Die grosse Demonstrationsbereitschaft innerhalb der korsischen Jugend erkläre sich unter anderem aus der politischen Frustration, sagt der Politologe André Fazi. Der Professor leitet den Masterstudiengang von Anne-Laure Marietti. Ab und zu liest er einen ihrer Artikel in der Zeitschrift «Robba». «Anders als ihre Eltern hat diese Generation den Nationalismus nur in der Regierung erlebt, und diese war letzten Endes nicht sonderlich erfolgreich damit.»

Hinzu kommt eine wirtschaftliche Frustration: Die korsische Jugend ist im Durchschnitt weniger privilegiert, als es ihre Mitbürger:innen auf dem Kontinent sind, die Jugendarbeitslosigkeit auf der Insel liegt bei über 21 Prozent.

Politisch lässt sich die Bewegung schlecht zuordnen.
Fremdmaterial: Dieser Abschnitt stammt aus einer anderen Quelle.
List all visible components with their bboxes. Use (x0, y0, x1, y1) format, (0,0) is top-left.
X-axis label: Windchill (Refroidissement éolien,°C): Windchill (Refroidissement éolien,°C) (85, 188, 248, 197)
Anne-Laure Marietti und ihre Freund:innen wählen überwiegend links bis linksradikal. Die Mehrheit der Kors:innen wählt jedoch traditionell eher rechts. Bei der Präsidentschaftswahl 2017 konnte die rechtsnationale Marine Le Pen mit 28 Prozent von allen Kandidat:innen die meisten Stimmen sammeln. Vieles deutet darauf hin, dass am 10. April Éric Zemmour stärkster Kandidat auf der Insel werden könnte.

Doch diese Frage interessiert André Fazi wenig: Mit rund 350 000 Einwohner:innen macht Korsika weniger als ein halbes Prozent der Gesamtbevölkerung Frankreichs aus und hat dadurch kaum Einfluss auf das Wahlergebnis. Viel wahrscheinlicher wäre demnach ein neuer Rekordwert in der Wahlenthaltung.